Slow and steady is the pace at which Everton have moved throughout this summer, carefully assembling the necessary parts off the pitch in order to begin remedying issues on it. But recent events points to a change in tempo as the visit of Tottenham on the opening day draws near and manager Ronald Koeman continues to plug the noticeable gaps in his squad.
Player recruitment so far suggests a studious approach toward assembling a balanced squad; new arrivals will be expected to make an immediate impact, with each of the three new signings (Maarten Stekelenburg, Ashley Williams and Idrissa Gueye) boasting Premier League experience. Additions appear designed to target weaknesses in the squad rather than serve as marquee names to appease anxious supporters.
Koeman may have shocked supporters with his assertion that from a physical point of view Everton are at "70 percent" for Saturday's season opener, but it's not a surprising assessment. Successive seasons defined by the concession of late goals and players seemingly running on empty well before the final whistle requires a considerable fix. Rebuilding this squad mentally is just as important as the physical aspect, and recent transfer dealings imply a conscious effort to turn Everton into a stronger and more aggressive unit.
Improvement when not in possession is vital and Koeman has rightly highlighted the importance of the work his players do without the ball. One such player recruited with this in mind is Gueye, signed from relegated Aston Villa for £7.1 million. Despite featuring in one of the worst Premier League teams in recent memory, the aggressive central midfielder ended last season second only to N'Golo Kante in tackles won and interceptions. Only Norwich made fewer interceptions than Everton in 2015-16.
Along with fellow new signing goalkeeper Stekelenburg, Gueye looks set to make his debut this weekend and can add steel to a team Koeman has already declared too nice, but £9m centre-back Ashley Williams is not match-ready after an extended summer break following Wales' Euro 2016 exploits.
Another player who will not feature this weekend is John Stones, the player whose No. 5 shirt Williams has taken: the highly rated defender has finally completed his £47.5m move to Manchester City. After resisting Chelsea's advances throughout last summer, a Stones exit felt inevitable this time around; keeping an unhappy player for a second successive season benefits nobody. Such a fee for a player who cost £3 million and still has only 77 Premier League appearances to his name is excellent business.

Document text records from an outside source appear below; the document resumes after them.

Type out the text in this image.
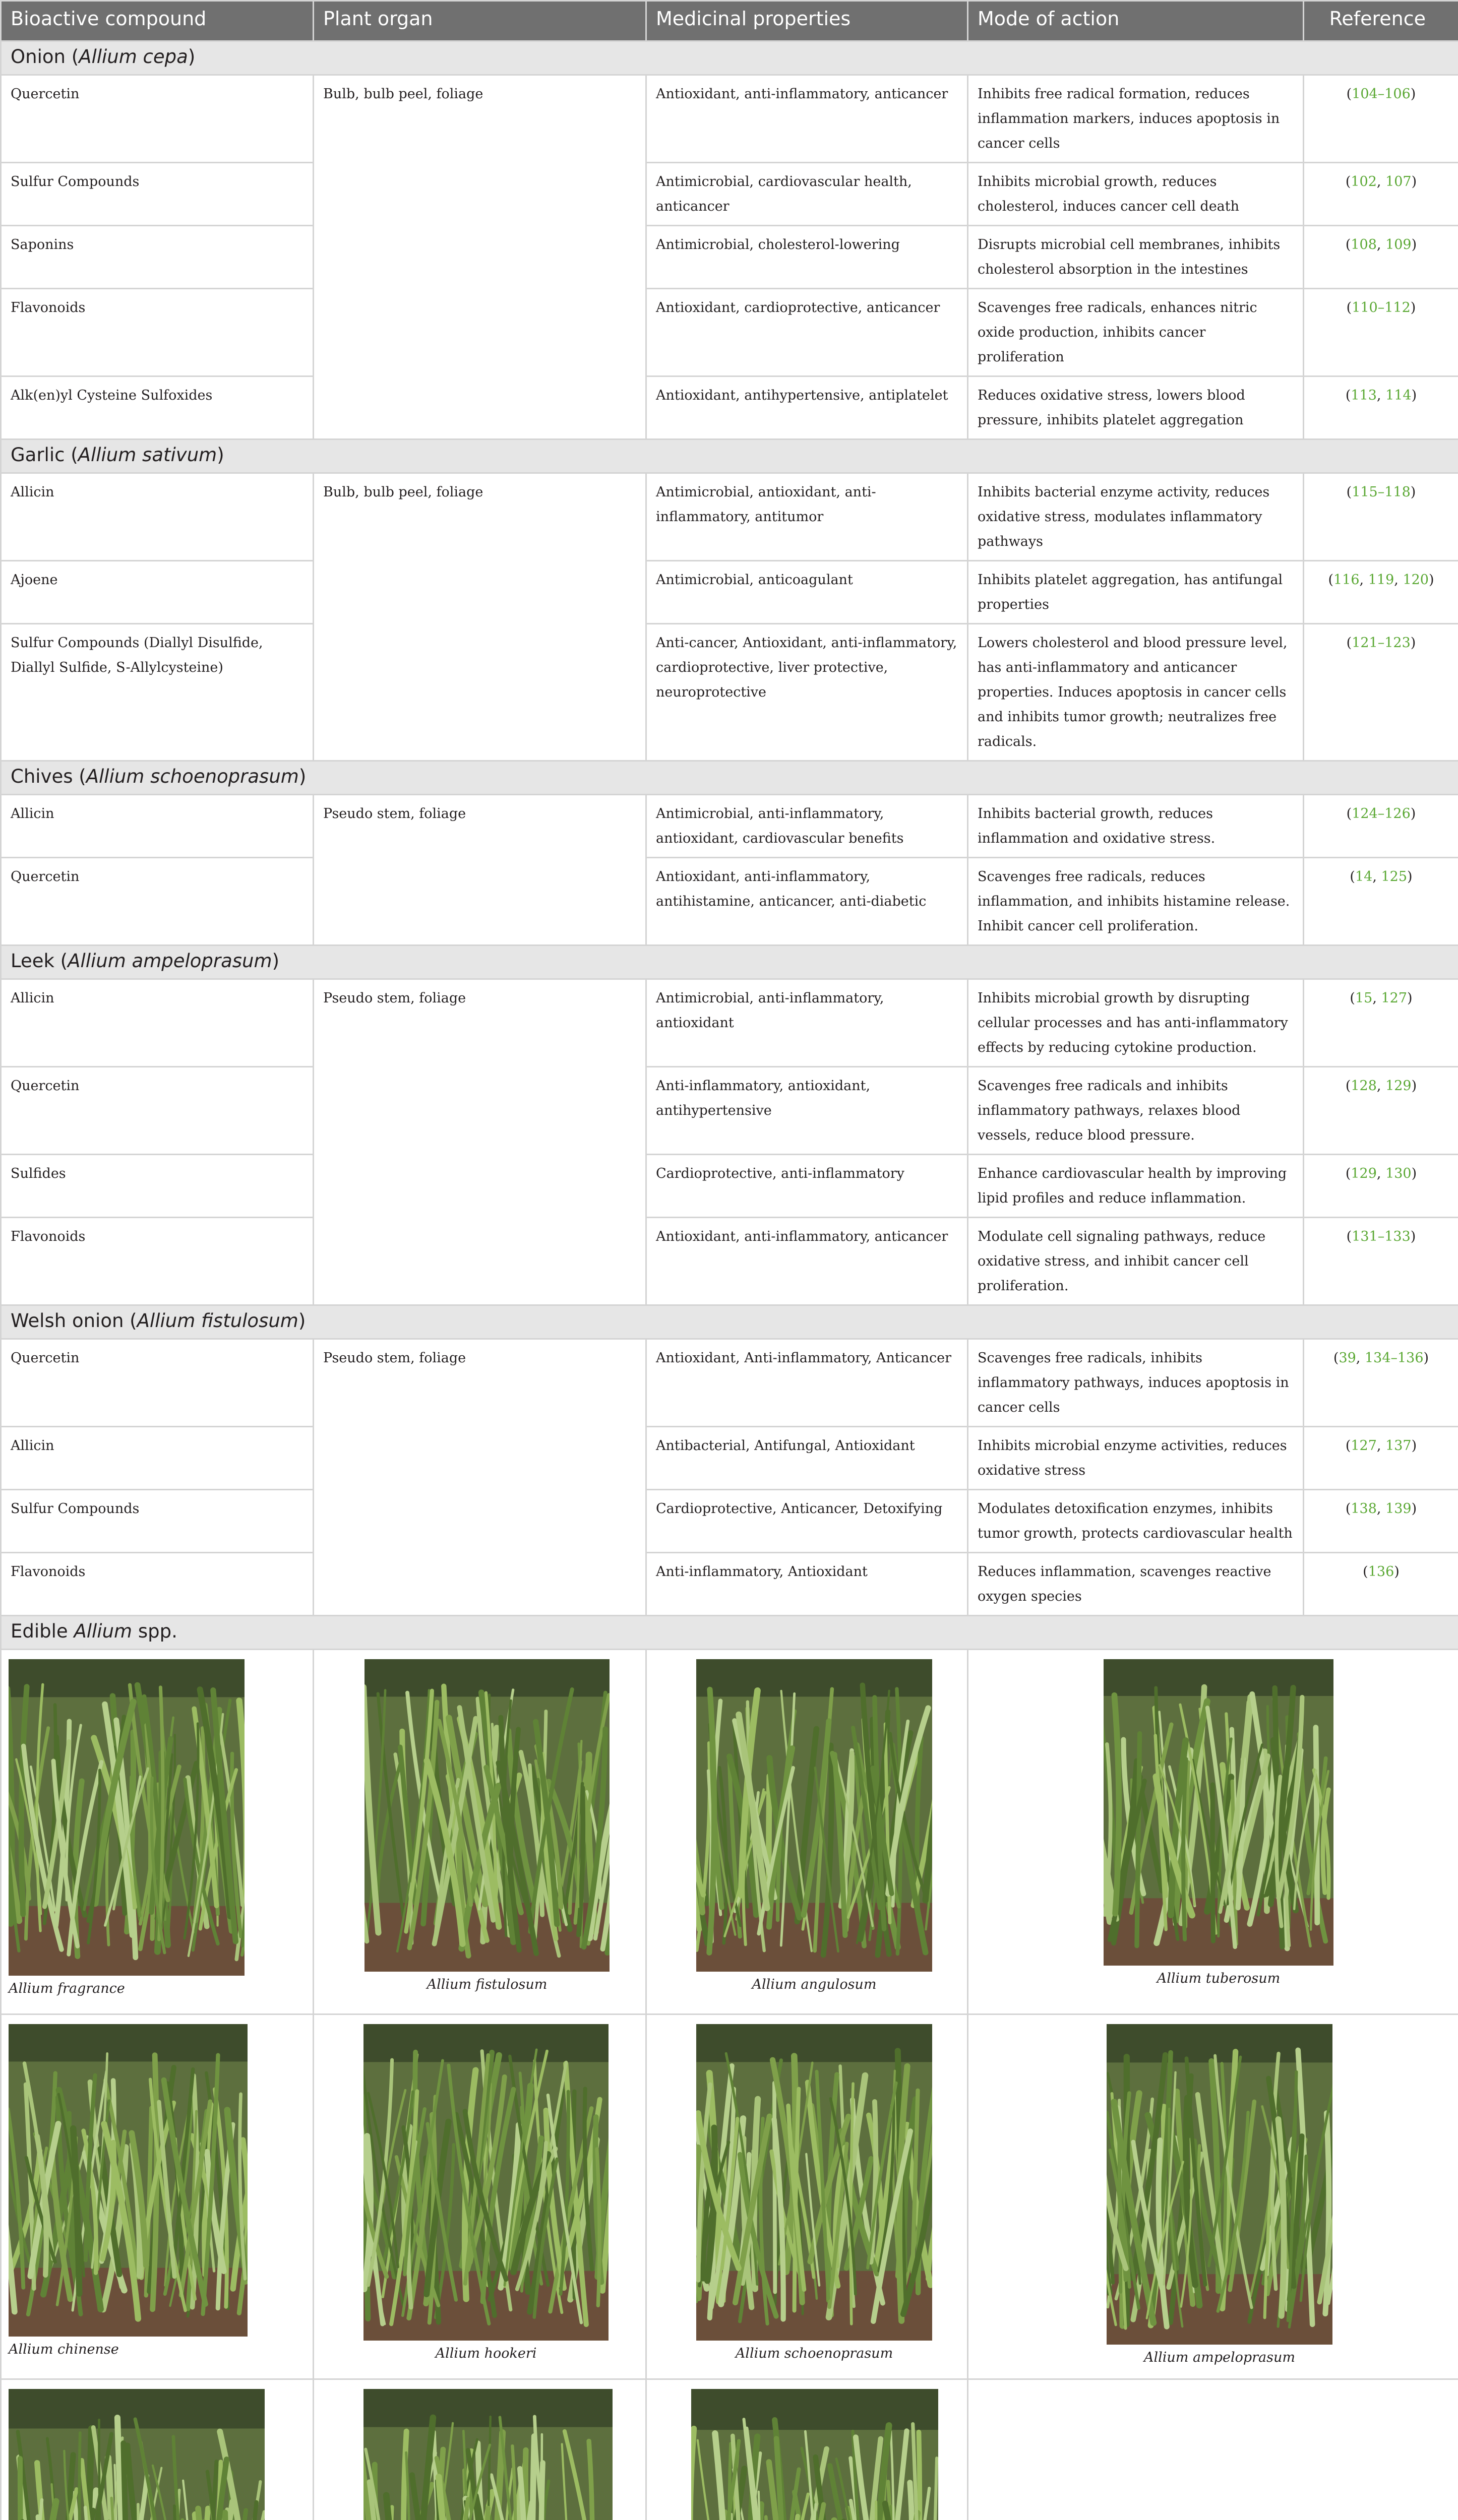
Bioactive compound	Plant organ	Medicinal properties	Mode of action	Reference
Onion (Allium cepa)				
Quercetin	Bulb, bulb peel, foliage	Antioxidant, anti-inflammatory, anticancer	Inhibits free radical formation, reduces inflammation markers, induces apoptosis in cancer cells	(104–106)
Sulfur Compounds		Antimicrobial, cardiovascular health, anticancer	Inhibits microbial growth, reduces cholesterol, induces cancer cell death	(102, 107)
Saponins		Antimicrobial, cholesterol-lowering	Disrupts microbial cell membranes, inhibits cholesterol absorption in the intestines	(108, 109)
Flavonoids		Antioxidant, cardioprotective, anticancer	Scavenges free radicals, enhances nitric oxide production, inhibits cancer proliferation	(110–112)
Alk(en)yl Cysteine Sulfoxides		Antioxidant, antihypertensive, antiplatelet	Reduces oxidative stress, lowers blood pressure, inhibits platelet aggregation	(113, 114)
Garlic (Allium sativum)				
Allicin	Bulb, bulb peel, foliage	Antimicrobial, antioxidant, anti-inflammatory, antitumor	Inhibits bacterial enzyme activity, reduces oxidative stress, modulates inflammatory pathways	(115–118)
Ajoene		Antimicrobial, anticoagulant	Inhibits platelet aggregation, has antifungal properties	(116, 119, 120)
Sulfur Compounds (Diallyl Disulfide, Diallyl Sulfide, S-Allylcysteine)		Anti-cancer, Antioxidant, anti-inflammatory, cardioprotective, liver protective, neuroprotective	Lowers cholesterol and blood pressure level, has anti-inflammatory and anticancer properties. Induces apoptosis in cancer cells and inhibits tumor growth; neutralizes free radicals.	(121–123)
Chives (Allium schoenoprasum)				
Allicin	Pseudo stem, foliage	Antimicrobial, anti-inflammatory, antioxidant, cardiovascular benefits	Inhibits bacterial growth, reduces inflammation and oxidative stress.	(124–126)
Quercetin		Antioxidant, anti-inflammatory, antihistamine, anticancer, anti-diabetic	Scavenges free radicals, reduces inflammation, and inhibits histamine release. Inhibit cancer cell proliferation.	(14, 125)
Leek (Allium ampeloprasum)				
Allicin	Pseudo stem, foliage	Antimicrobial, anti-inflammatory, antioxidant	Inhibits microbial growth by disrupting cellular processes and has anti-inflammatory effects by reducing cytokine production.	(15, 127)
Quercetin		Anti-inflammatory, antioxidant, antihypertensive	Scavenges free radicals and inhibits inflammatory pathways, relaxes blood vessels, reduce blood pressure.	(128, 129)
Sulfides		Cardioprotective, anti-inflammatory	Enhance cardiovascular health by improving lipid profiles and reduce inflammation.	(129, 130)
Flavonoids		Antioxidant, anti-inflammatory, anticancer	Modulate cell signaling pathways, reduce oxidative stress, and inhibit cancer cell proliferation.	(131–133)
Welsh onion (Allium fistulosum)				
Quercetin	Pseudo stem, foliage	Antioxidant, Anti-inflammatory, Anticancer	Scavenges free radicals, inhibits inflammatory pathways, induces apoptosis in cancer cells	(39, 134–136)
Allicin		Antibacterial, Antifungal, Antioxidant	Inhibits microbial enzyme activities, reduces oxidative stress	(127, 137)
Sulfur Compounds		Cardioprotective, Anticancer, Detoxifying	Modulates detoxification enzymes, inhibits tumor growth, protects cardiovascular health	(138, 139)
Flavonoids		Anti-inflammatory, Antioxidant	Reduces inflammation, scavenges reactive oxygen species	(136)
Edible Allium spp.				

Allium fragrance	Allium fistulosum	Allium angulosum	Allium tuberosum	

Allium chinense	Allium hookeri	Allium schoenoprasum	Allium ampeloprasum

In swapping the laid-back approach of Stones for the no-nonsense Williams, Koeman seems to have found the type of player this defence has craved for a few years: an experienced leader who prioritises the basics above all else. Williams averaged more tackles, blocks, interceptions and clearances per game than the departed Stones and current senior centre-backs Phil Jagielka and Ramiro Funes Mori last season.
As Williams adjusts to his new surroundings and reaches match fitness, the immediate concern for Koeman is finding a way for his team in transition to overcome an impressive and settled Tottenham side looking to build on last season's title challenge. For the Everton players, this is the first real test showing how well (or not) they are adapting to Koeman's methods thus far.
Koeman's first Everton XI will consist largely of players inherited from Roberto Martinez although doubts over Romelu Lukaku and Seamus Coleman highlight how thin this squad remains at right-back and centre-forward. This imbalance is sure to be a factor behind Koeman eyeing another three or four new players before the close of the transfer window.
Should Lukaku recover from a heel injury sustained in the 1-0 friendly defeat to Espanyol, the Everton No.10 will be keen to halt the 10-game goalless run that ended his otherwise impressive 2015-16 season, but options are limited should either Coleman or Lukaku miss out. The promising but untried Mason Holgate could make his first-team debut at right-back, while the underwhelming Arouna Kone or the experimental option of Gerard Deulofeu could start up front.
With the spectre of the fewest home points in a league season hanging over them, Everton are out to halt a run of three consecutive 2-2 draws on the opening day and earn just a second first-game win since 2007.
Frustration is foreseeable ahead of a tough opening fixture and a seemingly unprepared squad, but the most reassuring aspect is having Koeman in the dugout. Supporters already value his honest appraisals, and his high standards and gradual rebuilding of the squad paint a brighter long-term picture even if there may be a few hiccups along the way.